---
library_name: transformers
tags: []
---

# Model Card for Model ID

<!-- Provide a quick summary of what the model is/does. -->
This model is a fine-tuned version of meta-llama/Llama-3.2-1B, using ORPO (Optimized Regularization for Prompt Optimization) Trainer. 
This model is fine-tuned using the mlabonne/orpo-dpo-mix-40k dataset.
Only 1000 data samples were used to train quickly using ORPO.


## Model Details

### Model Description

<!-- Provide a longer summary of what this model is. -->

The base model meta-llama/Llama-3.2-1B has been fine-tuned using ORPO on a few samples of mlabonne/orpo-dpo-mix-40k dataset.
The Llama 3.2 instruction-tuned text-only model is optimized for multilingual dialogue use cases, including agentic retrieval and summarization tasks. 
This fine-tuned version is aimed at improving the understanding of the context in prompts and thereby increasing  the interpretability of the model.

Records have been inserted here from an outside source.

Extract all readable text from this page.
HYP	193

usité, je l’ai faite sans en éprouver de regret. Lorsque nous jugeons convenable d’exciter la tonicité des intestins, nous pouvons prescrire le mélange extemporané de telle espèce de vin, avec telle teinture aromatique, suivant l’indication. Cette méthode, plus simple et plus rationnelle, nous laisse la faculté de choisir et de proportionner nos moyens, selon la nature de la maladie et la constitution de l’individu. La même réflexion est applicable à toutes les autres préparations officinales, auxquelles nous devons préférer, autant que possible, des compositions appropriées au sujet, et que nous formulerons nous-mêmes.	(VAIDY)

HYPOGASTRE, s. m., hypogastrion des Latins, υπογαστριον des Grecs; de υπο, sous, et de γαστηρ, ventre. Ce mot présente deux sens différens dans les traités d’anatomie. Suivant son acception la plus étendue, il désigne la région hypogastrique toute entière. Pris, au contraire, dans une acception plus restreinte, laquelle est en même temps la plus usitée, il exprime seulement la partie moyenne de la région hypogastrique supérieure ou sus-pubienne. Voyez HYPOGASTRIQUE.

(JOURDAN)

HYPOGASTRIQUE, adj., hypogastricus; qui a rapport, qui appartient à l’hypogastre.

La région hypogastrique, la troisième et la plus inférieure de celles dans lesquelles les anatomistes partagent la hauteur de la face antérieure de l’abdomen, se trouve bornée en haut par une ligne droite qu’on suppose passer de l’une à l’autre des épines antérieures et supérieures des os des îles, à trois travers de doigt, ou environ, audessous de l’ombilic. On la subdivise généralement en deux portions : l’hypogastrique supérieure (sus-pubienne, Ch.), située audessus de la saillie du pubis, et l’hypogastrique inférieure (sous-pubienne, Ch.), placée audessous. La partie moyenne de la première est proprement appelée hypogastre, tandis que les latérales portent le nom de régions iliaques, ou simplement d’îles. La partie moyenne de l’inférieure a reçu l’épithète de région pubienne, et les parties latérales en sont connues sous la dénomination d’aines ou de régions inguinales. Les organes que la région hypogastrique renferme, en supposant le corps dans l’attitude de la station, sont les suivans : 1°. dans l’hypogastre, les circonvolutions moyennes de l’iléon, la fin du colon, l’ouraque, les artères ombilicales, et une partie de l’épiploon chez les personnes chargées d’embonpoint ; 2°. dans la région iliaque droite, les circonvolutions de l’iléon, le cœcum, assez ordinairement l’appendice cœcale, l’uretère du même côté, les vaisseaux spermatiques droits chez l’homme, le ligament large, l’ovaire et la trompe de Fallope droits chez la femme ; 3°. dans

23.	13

- **Finetuned from model [meta-llama/Llama-3.2-1B]**
- **Model Size: 1 Billion parameters**
- **Fine-tuning Method: ORPO**
- **Dataset: mlabonne/orpo-dpo-mix-40k**

## Evaluation

The model was evaluated on the following benchmarks, with the following performance metrics:
|  Tasks  |Version|Filter|n-shot| Metric |   |Value |   |Stderr|
|---------|------:|------|-----:|--------|---|-----:|---|-----:|
|hellaswag|      1|none  |     0|acc     |↑  |0.4772|±  |0.0050|
|         |       |none  |     0|acc_norm|↑  |0.6366|±  |0.0048|
|tinyMMLU|      0|none  |     0|acc_norm|↑  |0.4306|±  |   N/A|
|eq_bench|    2.1|none  |     0|eqbench          |↑  |-12.9709|±  |2.9658|
|        |       |none  |     0|percent_parseable|↑  | 92.9825|±  |1.9592|